One exception is opponents shooting 43.6 percent from 3-point range, the second highest number in the league. Head coach Kenny Atkinson has said he’s more concerned with 3-point attempts allowed, and there the Nets are 15th in giving up 33.7 shots per game.
“It’ll come down,” said Atkinson of opponents’ 3-point shooting percentage. “Small sample size.”
“I would say the way we play defense is a little bit different than where a lot of different places play defense, so implementing all the new pieces and being like, hey, we have a muck terminology or a shift terminology or a black or a blue or a red or whatever it is, we have all these little things that are nuanced that are sometimes based upon feel and not just a coaches call,” said Dinwiddie. “So as we build that collective chemistry, I think the sky’s the limit because we have good individual and team defenders, it’s just getting everybody on the same page.”
After Jarrett Allen started the first two games, the Nets went with DeAndre Jordan to start at center on Sunday in Memphis. Allen posted a double-double with 14 points and 13 rebounds, his first double-figure scoring game of the season. Jordan had 12 rebounds himself.
Through three games, Allen is averaging 11.0 rebounds and Jordan 8.7 rebounds.
“We kind of have a two-headed strength there,” said Kenny Atkinson. “It’s really a strength of ours. I think it’s matchups. It’s feel. I like what I saw last game. So we’ll see. I think we’ll continue to look at it. They’re such good guys, too. I thought Jarrett Allen was great off the bench.
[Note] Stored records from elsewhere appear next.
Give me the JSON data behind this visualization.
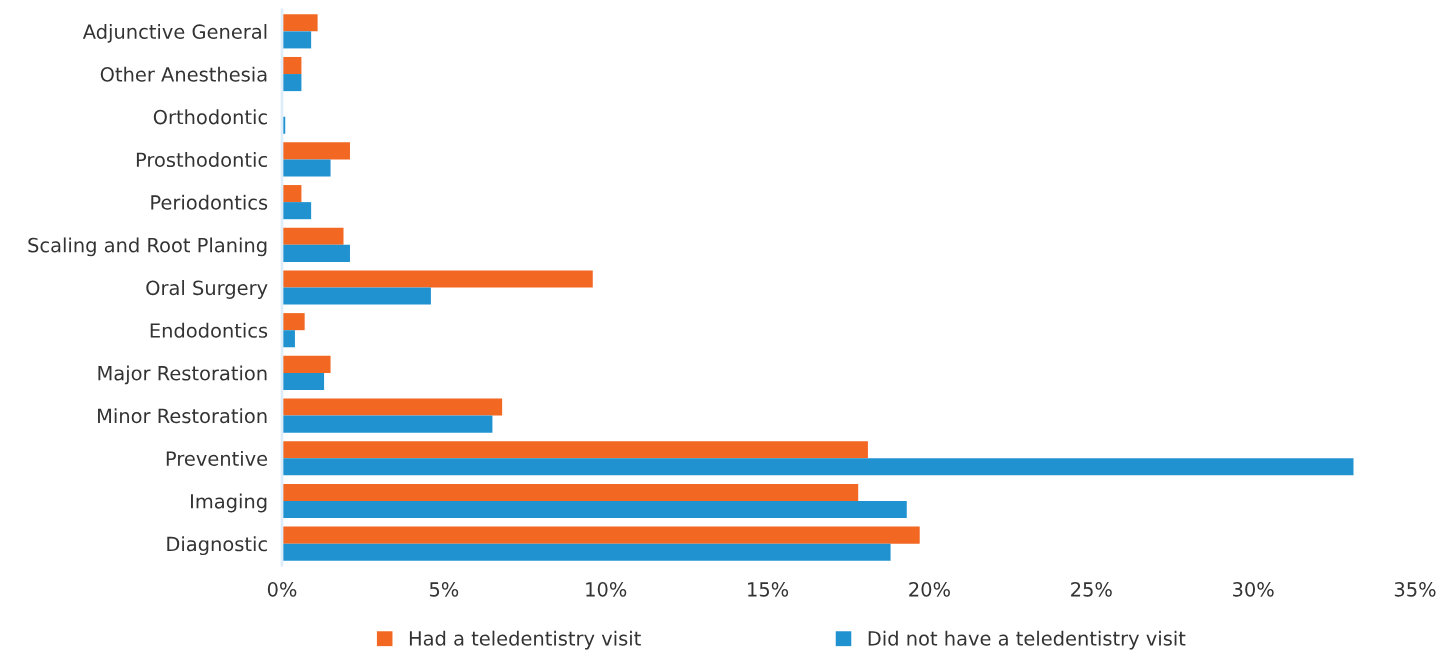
{
  "chart_data": {
    "type": "bar",
    "orientation": "horizontal",
    "categories": [
      "Adjunctive General",
      "Other Anesthesia",
      "Orthodontic",
      "Prosthodontic",
      "Periodontics",
      "Scaling and Root Planing",
      "Oral Surgery",
      "Endodontics",
      "Major Restoration",
      "Minor Restoration",
      "Preventive",
      "Imaging",
      "Diagnostic"
    ],
    "series": [
      {
        "name": "Had a teledentistry visit",
        "color": "#f26722",
        "values": [
          1.1,
          0.6,
          0,
          2.1,
          0.6,
          1.9,
          9.6,
          0.7,
          1.5,
          6.8,
          18.1,
          17.8,
          19.7
        ]
      },
      {
        "name": "Did not have a teledentistry visit",
        "color": "#2192d0",
        "values": [
          0.9,
          0.6,
          0.1,
          1.5,
          0.9,
          2.1,
          4.6,
          0.4,
          1.3,
          6.5,
          33.1,
          19.3,
          18.8
        ]
      }
    ],
    "xlim": [
      0,
      35
    ],
    "xticks": [
      {
        "value": 0,
        "label": "0%"
      },
      {
        "value": 5,
        "label": "5%"
      },
      {
        "value": 10,
        "label": "10%"
      },
      {
        "value": 15,
        "label": "15%"
      },
      {
        "value": 20,
        "label": "20%"
      },
      {
        "value": 25,
        "label": "25%"
      },
      {
        "value": 30,
        "label": "30%"
      },
      {
        "value": 35,
        "label": "35%"
      }
    ],
    "grid": false,
    "legend": "bottom"
  }
}
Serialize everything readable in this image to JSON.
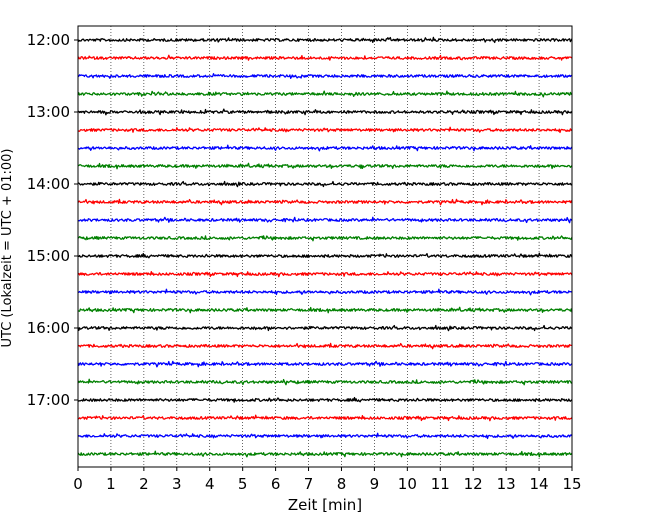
{
  "chart_data": {
    "type": "line",
    "chart_kind": "helicorder (seismogram drum plot)",
    "xlabel": "Zeit  [min]",
    "ylabel": "UTC (Lokalzeit = UTC + 01:00)",
    "xlim": [
      0,
      15
    ],
    "x_ticks": [
      "0",
      "1",
      "2",
      "3",
      "4",
      "5",
      "6",
      "7",
      "8",
      "9",
      "10",
      "11",
      "12",
      "13",
      "14",
      "15"
    ],
    "y_tick_labels": [
      "12:00",
      "13:00",
      "14:00",
      "15:00",
      "16:00",
      "17:00"
    ],
    "trace_start_times": [
      "12:00",
      "12:15",
      "12:30",
      "12:45",
      "13:00",
      "13:15",
      "13:30",
      "13:45",
      "14:00",
      "14:15",
      "14:30",
      "14:45",
      "15:00",
      "15:15",
      "15:30",
      "15:45",
      "16:00",
      "16:15",
      "16:30",
      "16:45",
      "17:00",
      "17:15",
      "17:30",
      "17:45"
    ],
    "trace_minutes": 15,
    "vertical_grid": true,
    "grid_style": "dotted",
    "trace_colors": [
      "#000000",
      "#ff0000",
      "#0000ff",
      "#008000"
    ]
  }
}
I thought he played really well. So I think it’s kind of a nonissue.”
SO MUCH CLUTCH
With two overtime games, the Nets are easily leading the league in clutch minutes, defined as games within five points in the final five minutes, plus overtime. As a result, they lead the league in clutch points scored, 60, while also having given up the most, 52. So Brooklyn is plus-eight in those situations despite having lost their two overtime games.
LONG ISLAND UNDERWAY
The Long Island Nets started training camp for their G League season this week and were at HSS Training Center for Tuesday’s practice session. The Nets assigned Nicolas Claxton, Theo Pinson, Rodions Kurucs and Dzanan Musa to Long Island for practice, then recalled them. Atkinson said two-way signee Henry Ellenson was with Long Island for practice on Tuesday but would be with Brooklyn on Wednesday.
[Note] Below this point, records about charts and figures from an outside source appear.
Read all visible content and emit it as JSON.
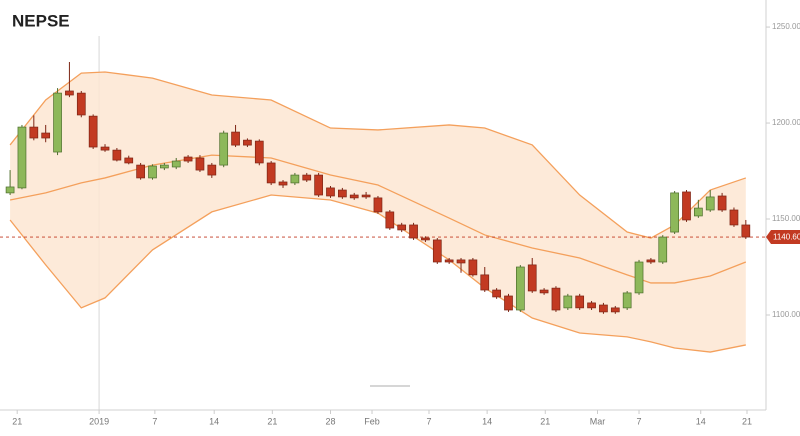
{
  "chart_data": {
    "type": "candlestick",
    "title": "NEPSE",
    "open": [
      1163.6,
      1166.2,
      1197.9,
      1194.8,
      1184.9,
      1216.7,
      1215.6,
      1203.6,
      1187.5,
      1185.9,
      1181.8,
      1178.1,
      1171.4,
      1176.6,
      1177.1,
      1182.3,
      1181.8,
      1178.1,
      1178.1,
      1195.3,
      1191.1,
      1190.6,
      1179.2,
      1169.3,
      1168.8,
      1172.9,
      1172.9,
      1166.2,
      1165.1,
      1162.5,
      1162.5,
      1161.0,
      1153.7,
      1146.9,
      1146.9,
      1140.1,
      1139.1,
      1128.7,
      1128.7,
      1128.7,
      1120.9,
      1113.0,
      1109.9,
      1102.6,
      1126.1,
      1113.0,
      1114.0,
      1103.7,
      1109.9,
      1106.3,
      1105.2,
      1103.7,
      1103.7,
      1111.5,
      1128.7,
      1127.6,
      1143.2,
      1164.1,
      1151.6,
      1154.7,
      1162.0,
      1154.7,
      1146.9
    ],
    "high": [
      1175.5,
      1199.0,
      1204.0,
      1199.0,
      1218.2,
      1231.8,
      1216.7,
      1204.5,
      1189.0,
      1187.0,
      1183.0,
      1179.2,
      1178.5,
      1179.2,
      1181.8,
      1183.3,
      1183.3,
      1179.2,
      1196.0,
      1199.0,
      1192.0,
      1191.5,
      1180.2,
      1170.3,
      1174.0,
      1174.0,
      1174.0,
      1167.2,
      1166.2,
      1163.6,
      1164.1,
      1162.0,
      1154.7,
      1148.0,
      1148.0,
      1141.0,
      1140.1,
      1129.7,
      1129.7,
      1129.7,
      1125.0,
      1114.0,
      1111.0,
      1126.0,
      1129.7,
      1114.0,
      1115.0,
      1111.0,
      1111.0,
      1107.3,
      1106.3,
      1104.7,
      1112.5,
      1128.7,
      1129.7,
      1141.6,
      1164.6,
      1165.1,
      1160.0,
      1165.1,
      1163.6,
      1156.0,
      1149.5
    ],
    "low": [
      1162.5,
      1165.5,
      1191.0,
      1190.0,
      1183.3,
      1213.5,
      1203.0,
      1186.5,
      1185.0,
      1180.0,
      1178.5,
      1170.5,
      1170.5,
      1175.5,
      1176.0,
      1179.2,
      1174.5,
      1171.4,
      1177.0,
      1187.5,
      1187.5,
      1178.0,
      1167.7,
      1166.2,
      1167.7,
      1169.3,
      1161.5,
      1161.0,
      1160.5,
      1160.0,
      1160.5,
      1152.7,
      1144.3,
      1143.2,
      1139.1,
      1138.0,
      1126.6,
      1126.6,
      1122.0,
      1120.0,
      1112.0,
      1108.4,
      1101.6,
      1101.6,
      1111.5,
      1110.5,
      1101.6,
      1102.6,
      1102.6,
      1102.6,
      1100.6,
      1100.6,
      1102.6,
      1110.5,
      1126.6,
      1126.6,
      1142.2,
      1148.5,
      1150.6,
      1153.7,
      1153.7,
      1145.9,
      1139.6
    ],
    "close": [
      1166.7,
      1197.9,
      1192.2,
      1192.2,
      1215.6,
      1214.6,
      1204.2,
      1187.5,
      1185.9,
      1180.7,
      1179.2,
      1171.4,
      1177.6,
      1178.1,
      1180.2,
      1180.2,
      1175.5,
      1172.9,
      1194.8,
      1188.5,
      1188.5,
      1179.2,
      1168.8,
      1167.7,
      1172.9,
      1170.3,
      1162.5,
      1162.0,
      1161.5,
      1161.0,
      1161.5,
      1153.7,
      1145.3,
      1144.3,
      1140.1,
      1139.1,
      1127.6,
      1127.6,
      1127.1,
      1120.9,
      1113.0,
      1109.4,
      1102.6,
      1125.0,
      1112.5,
      1111.5,
      1102.6,
      1109.9,
      1103.7,
      1103.7,
      1101.6,
      1101.6,
      1111.5,
      1127.6,
      1127.6,
      1140.6,
      1163.6,
      1149.5,
      1155.7,
      1161.5,
      1154.7,
      1146.9,
      1140.6
    ],
    "band_x": [
      0,
      3,
      6,
      8,
      12,
      17,
      22,
      27,
      31,
      37,
      40,
      44,
      48,
      52,
      54,
      56,
      59,
      62
    ],
    "upper_band": [
      1188.6,
      1212.0,
      1226.0,
      1226.6,
      1223.4,
      1214.6,
      1212.0,
      1197.4,
      1196.4,
      1199.0,
      1197.4,
      1188.6,
      1162.5,
      1143.2,
      1140.1,
      1146.9,
      1165.1,
      1171.4
    ],
    "middle_band": [
      1159.9,
      1163.6,
      1168.8,
      1171.4,
      1178.1,
      1183.3,
      1181.8,
      1172.9,
      1167.7,
      1150.5,
      1141.7,
      1134.9,
      1129.7,
      1120.9,
      1116.7,
      1116.7,
      1120.3,
      1127.6
    ],
    "lower_band": [
      1149.5,
      1126.1,
      1103.7,
      1108.9,
      1133.9,
      1153.7,
      1162.5,
      1159.9,
      1153.1,
      1128.7,
      1114.1,
      1098.4,
      1090.6,
      1088.6,
      1086.0,
      1082.8,
      1080.7,
      1084.4
    ],
    "up_color": "#8db85a",
    "down_color": "#c23a22",
    "band_color": "#f4a05c",
    "band_fill": "#fde6d2",
    "last_price": {
      "value": 1140.6,
      "label": "1140.60"
    },
    "xlim": [
      -0.85,
      63.7
    ],
    "ylim": [
      1050.5,
      1264.1
    ],
    "yticks": [
      {
        "value": 1100,
        "label": "1100.00"
      },
      {
        "value": 1150,
        "label": "1150.00"
      },
      {
        "value": 1200,
        "label": "1200.00"
      },
      {
        "value": 1250,
        "label": "1250.00"
      }
    ],
    "xticks": [
      {
        "value": 0.6,
        "label": "21"
      },
      {
        "value": 7.5,
        "label": "2019"
      },
      {
        "value": 12.2,
        "label": "7"
      },
      {
        "value": 17.2,
        "label": "14"
      },
      {
        "value": 22.1,
        "label": "21"
      },
      {
        "value": 27,
        "label": "28"
      },
      {
        "value": 30.5,
        "label": "Feb"
      },
      {
        "value": 35.3,
        "label": "7"
      },
      {
        "value": 40.2,
        "label": "14"
      },
      {
        "value": 45.1,
        "label": "21"
      },
      {
        "value": 49.5,
        "label": "Mar"
      },
      {
        "value": 53,
        "label": "7"
      },
      {
        "value": 58.2,
        "label": "14"
      },
      {
        "value": 62.1,
        "label": "21"
      }
    ],
    "year_divider": 7.5
  }
}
“I just can’t wait see all the guys and talk to them and talk to the staff, too,” said Kenny Atkinson. “They’re part of our staff. So it’s not just the players, it’s our staff reconnecting with them and having them back. It kind of gives you the ‘man, we’ve got a real program going on here.’ I love it. I love when they practice here.” The Long Island Nets open their season Saturday, Nov. 9 on the road against the Fort Wayne Mad Ants, then open their home schedule at NYCB LIVE on Monday, Nov. 11 against the College Park Skyhawks.
ABOUT THE PACERS
The Nets have had a rough go against the Pacers during Kenny Atkinson’s tenure. Atkinson actually got his first win against Indiana on Oct. 28, 2016, but then Brooklyn dropped nine straight against the Pacers before beating them on April 7 last season to clinch a playoff spot.
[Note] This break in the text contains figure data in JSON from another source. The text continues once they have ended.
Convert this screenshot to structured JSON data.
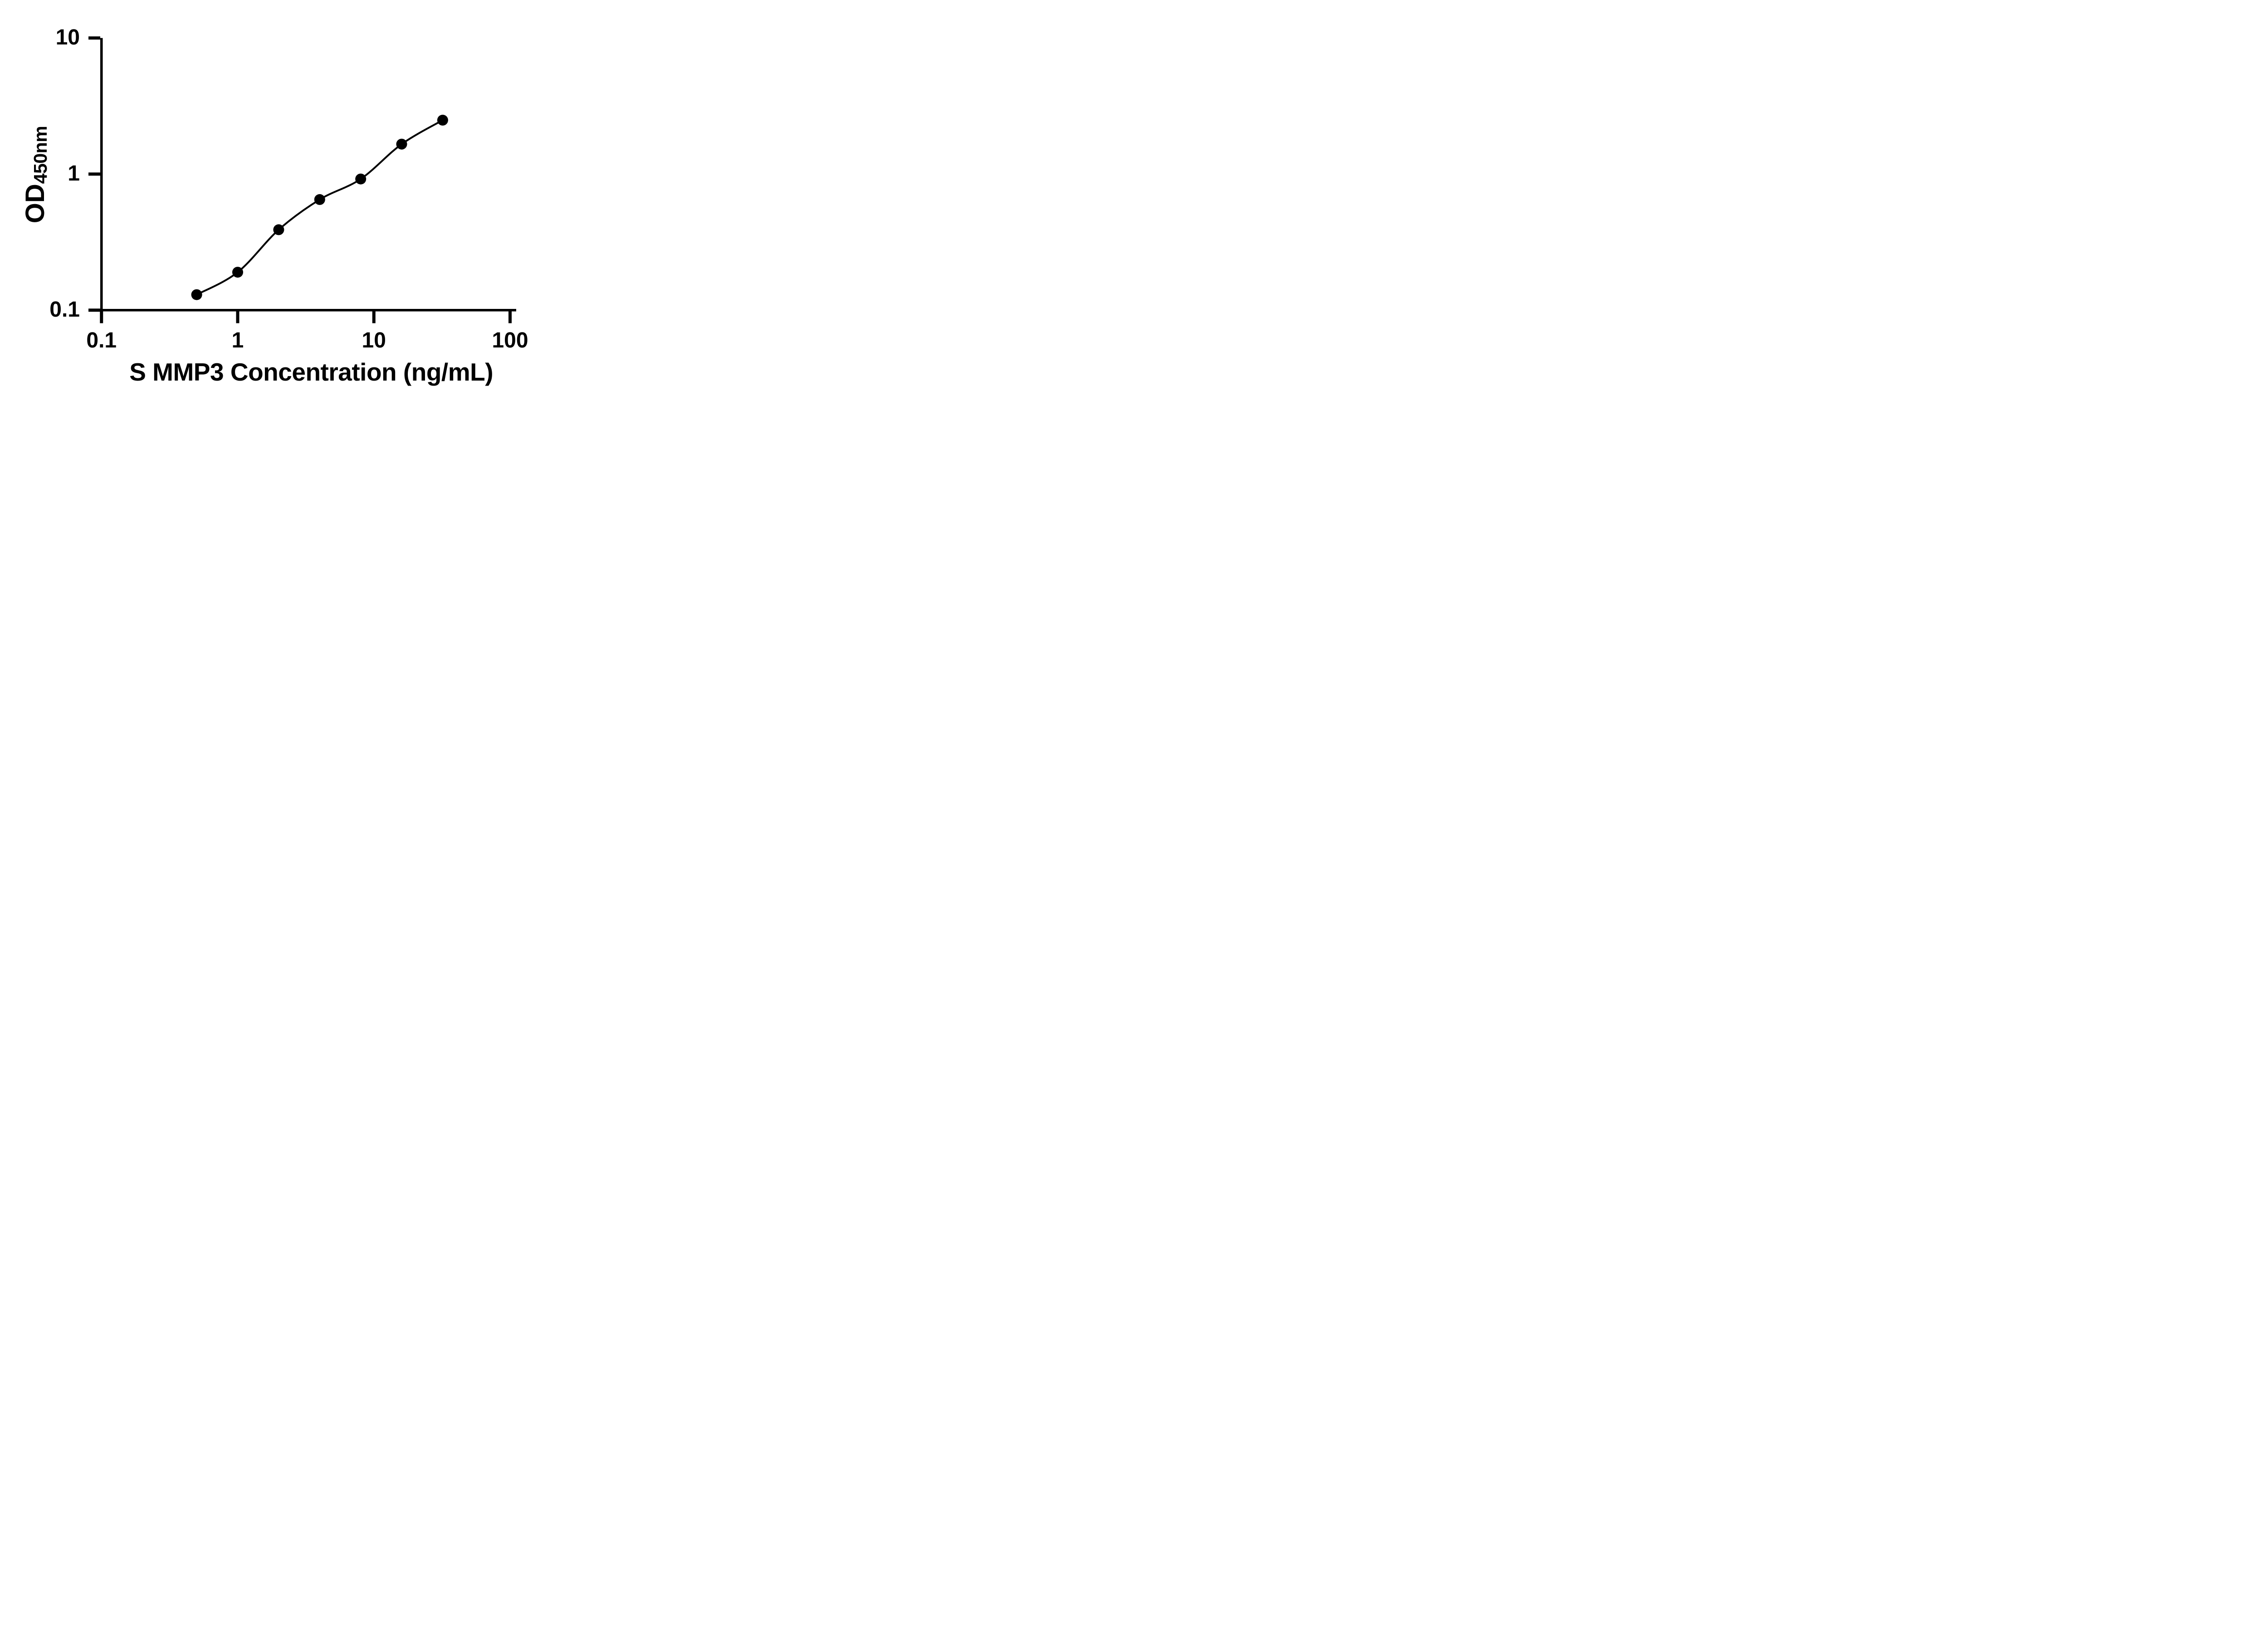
{
  "figure": {
    "background_color": "#ffffff",
    "ink_color": "#000000"
  },
  "chart_data": {
    "type": "scatter",
    "subtype": "ELISA standard curve with fit line",
    "title": "",
    "xlabel": "S MMP3 Concentration (ng/mL)",
    "ylabel_main": "OD",
    "ylabel_subscript": "450nm",
    "x_scale": "log",
    "y_scale": "log",
    "xlim": [
      0.1,
      100
    ],
    "ylim": [
      0.1,
      10
    ],
    "x_ticks": [
      0.1,
      1,
      10,
      100
    ],
    "x_tick_labels": [
      "0.1",
      "1",
      "10",
      "100"
    ],
    "y_ticks": [
      0.1,
      1,
      10
    ],
    "y_tick_labels": [
      "0.1",
      "1",
      "10"
    ],
    "grid": false,
    "legend": "none",
    "marker_style": "filled-circle",
    "marker_color": "#000000",
    "line_color": "#000000",
    "series": [
      {
        "name": "standard-curve",
        "x": [
          0.5,
          1,
          2,
          4,
          8,
          16,
          32
        ],
        "od": [
          0.13,
          0.19,
          0.39,
          0.65,
          0.92,
          1.66,
          2.49
        ],
        "fit_line": true
      }
    ]
  }
}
But these Pacers have a different look than the team that has caused the Nets so much trouble the last two-plus seasons. Star guard Victor Oladipo has been out since late January after suffering a knee injury. Forward Bojan Bogdanovic and Thaddeus Young, both former Nets coincidentally, are gone from last season’s Eastern Conference No. 5 seed as well.
The Pacers have moved fourth-year forward Damontas Sabonis into the starting lineup alongside Myles Turner in the frontcourt, giving Indiana two 6-foot-11 players up front. Guard Malcolm Brogdon has come over from Milwaukee and leads the Pacers with 22.3 points and 10.7 assists per game. Sabonis is averaging 20.7 points and 10.7 rebounds and Turner 17.3 points and 8.3 rebounds.
Indiana has started 0-3, with two losses to Detroit and one to Cleveland.